Tu: diferente de mim

(Papa Francisco, 5 Janeiro 2018)

Termina assim o documento da Congregação para a Educação Católica dedicado à “questão de género em educação”. Trata-se de um contributo com orientações preciosas para famílias, escolas e educadores em relação aos actuais desafios da afectividade, da sexualidade e, sobretudo, da identidade de homens e mulheres no século XXI.

O debate aquece quando se fala na ideologia de género: os velhos bastiões da liberdade e da autodeterminação continuam a servir de bandeira da ilusão de viver autonomamente, de não precisar de nada nem de ninguém, do amplamente falhado “podes ser o que quiseres”. Como é possível, então, que a resposta, ou melhor, a proposta cristã aponte para a abertura e o diálogo, se estes chavões parecem – e são – inaceitáveis? 

O documento “Ele criou-os homem e mulher” merece leitura e estudo e não nos ocupa agora a sua análise; desejamos, apenas, reflectir sobre a tónica do caminho indicado. O que é a abertura sugerida, tão escassa nos dias de hoje e, ao mesmo tempo, tão necessária? E como é que essa abertura pode interessar, mesmo para quem não vive uma experiência de fé?

– Abertura ao outro como rosto. O outro coloca-se sempre diante de mim, antes de mais, como um rosto. Esse rosto é diferente de mim, é sinal daquela misteriosa palavra que nos distingue uns dos outros: tu, isto é, diferente de mim. 

– Abertura ao outro como pessoa.
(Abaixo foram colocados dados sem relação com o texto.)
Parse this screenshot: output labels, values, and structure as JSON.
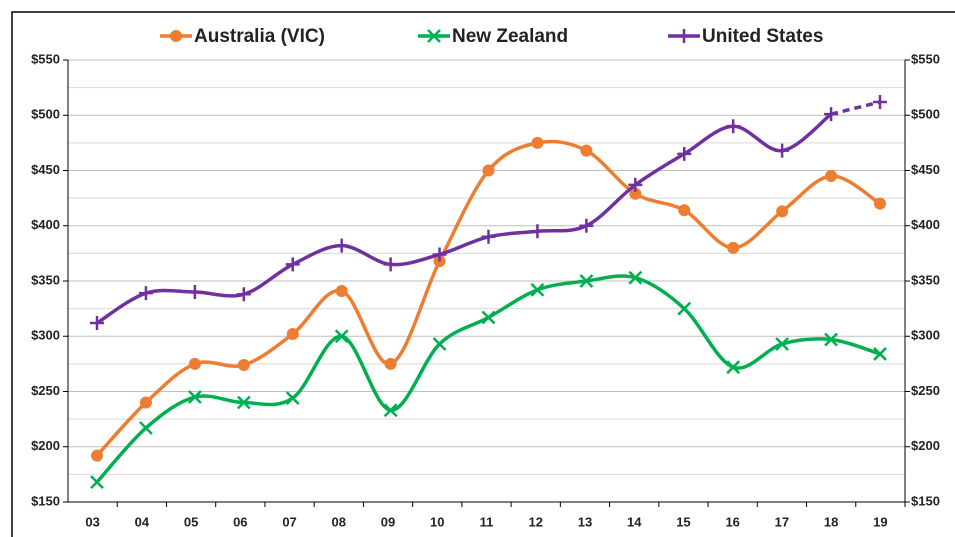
{
  "chart_data": {
    "type": "line",
    "categories": [
      "03",
      "04",
      "05",
      "06",
      "07",
      "08",
      "09",
      "10",
      "11",
      "12",
      "13",
      "14",
      "15",
      "16",
      "17",
      "18",
      "19"
    ],
    "series": [
      {
        "name": "Australia (VIC)",
        "color": "#ed7d31",
        "marker": "circle",
        "values": [
          192,
          240,
          275,
          274,
          302,
          341,
          275,
          368,
          450,
          475,
          468,
          429,
          414,
          380,
          413,
          445,
          420
        ]
      },
      {
        "name": "New Zealand",
        "color": "#00b050",
        "marker": "x",
        "values": [
          168,
          217,
          245,
          240,
          244,
          300,
          233,
          293,
          317,
          342,
          350,
          353,
          325,
          272,
          293,
          297,
          284
        ]
      },
      {
        "name": "United States",
        "color": "#7030a0",
        "marker": "plus",
        "dashed_from_index": 15,
        "values": [
          312,
          339,
          340,
          338,
          365,
          382,
          365,
          374,
          390,
          395,
          400,
          437,
          465,
          490,
          468,
          501,
          512
        ]
      }
    ],
    "ylim": [
      150,
      550
    ],
    "yticks": [
      {
        "value": 150,
        "label": "$150"
      },
      {
        "value": 200,
        "label": "$200"
      },
      {
        "value": 250,
        "label": "$250"
      },
      {
        "value": 300,
        "label": "$300"
      },
      {
        "value": 350,
        "label": "$350"
      },
      {
        "value": 400,
        "label": "$400"
      },
      {
        "value": 450,
        "label": "$450"
      },
      {
        "value": 500,
        "label": "$500"
      },
      {
        "value": 550,
        "label": "$550"
      }
    ],
    "minor_yticks": [
      175,
      225,
      275,
      325,
      375,
      425,
      475,
      525
    ],
    "y2lim": [
      150,
      550
    ],
    "y2ticks": [
      {
        "value": 150,
        "label": "$150"
      },
      {
        "value": 200,
        "label": "$200"
      },
      {
        "value": 250,
        "label": "$250"
      },
      {
        "value": 300,
        "label": "$300"
      },
      {
        "value": 350,
        "label": "$350"
      },
      {
        "value": 400,
        "label": "$400"
      },
      {
        "value": 450,
        "label": "$450"
      },
      {
        "value": 500,
        "label": "$500"
      },
      {
        "value": 550,
        "label": "$550"
      }
    ],
    "grid": true,
    "smooth": true,
    "legend": "top"
  }
}
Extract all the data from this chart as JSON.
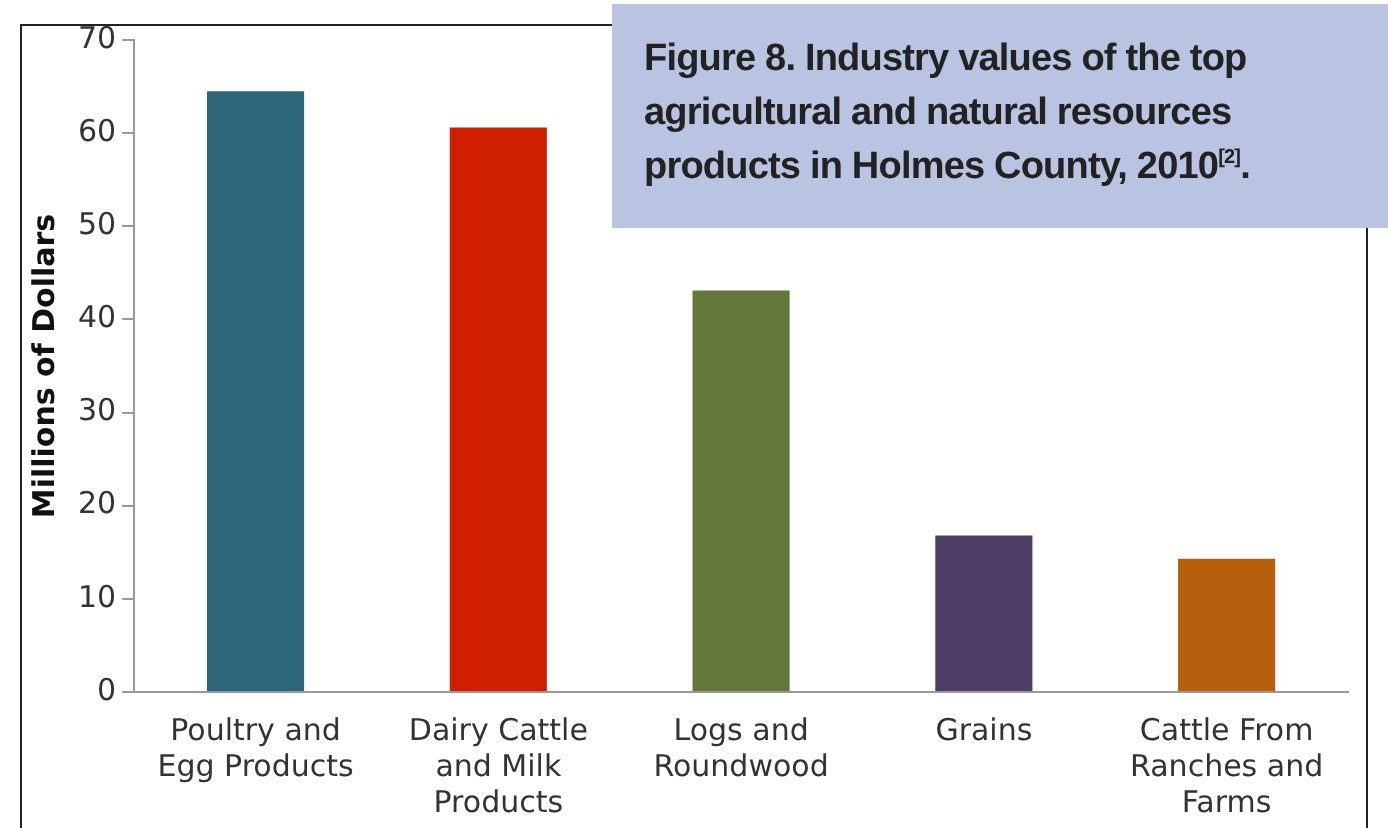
{
  "chart_data": {
    "type": "bar",
    "title": "Figure 8. Industry values of the top agricultural and natural resources products in Holmes County, 2010$^{[2]}$.",
    "ylabel": "Millions of Dollars",
    "categories": [
      "Poultry and Egg Products",
      "Dairy Cattle and Milk Products",
      "Logs and Roundwood",
      "Grains",
      "Cattle From Ranches and Farms"
    ],
    "values": [
      64.5,
      60.6,
      43.1,
      16.8,
      14.3
    ],
    "colors": [
      "#2c6678",
      "#d01f00",
      "#63773a",
      "#4e3e65",
      "#b65f0f"
    ],
    "ylim": [
      0,
      70
    ],
    "yticks": [
      0,
      10,
      20,
      30,
      40,
      50,
      60,
      70
    ],
    "grid": false,
    "legend": false
  }
}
Num segundo momento, o outro é mais que o seu rosto; traz a sua vida, a sua experiência, o seu ser. É uma pessoa. O desejo de conhecimento do outro tem uma dimensão existencial, de partilha do espaço e do tempo; no caso específico do homem e mulher como casal, é o acolhimento do outro dentro de um horizonte definitivo que se torna missão e vocação. É também na abertura e no acolhimento do marido, dos filhos, que se aprende a acolher todos os “outros”.

– Abertura ao outro como irmão. Finalmente, a estima verdadeira pelo outro, como por um irmão, como um membro da mesma história e da mesma família, pode ajudar a compreender a diferença entre uma tolerância indiferente e a abertura dialogante a que a Igreja nos convida. Só um olhar de irmão, um coração de irmão permite dialogar verdadeiramente porque o seu ponto de partida é a mesma vida, a mesma casa, o mesmo destino.

Se partilharmos a vida, a casa e o destino dos nossos irmãos, poderemos dialogar, isto é, entrar a dois no logos, no conhecimento e no respeito de quem somos. Para a partilhar, teremos, todavia, de saber responder: qual é a minha vida? Qual é minha casa? Qual é o meu destino?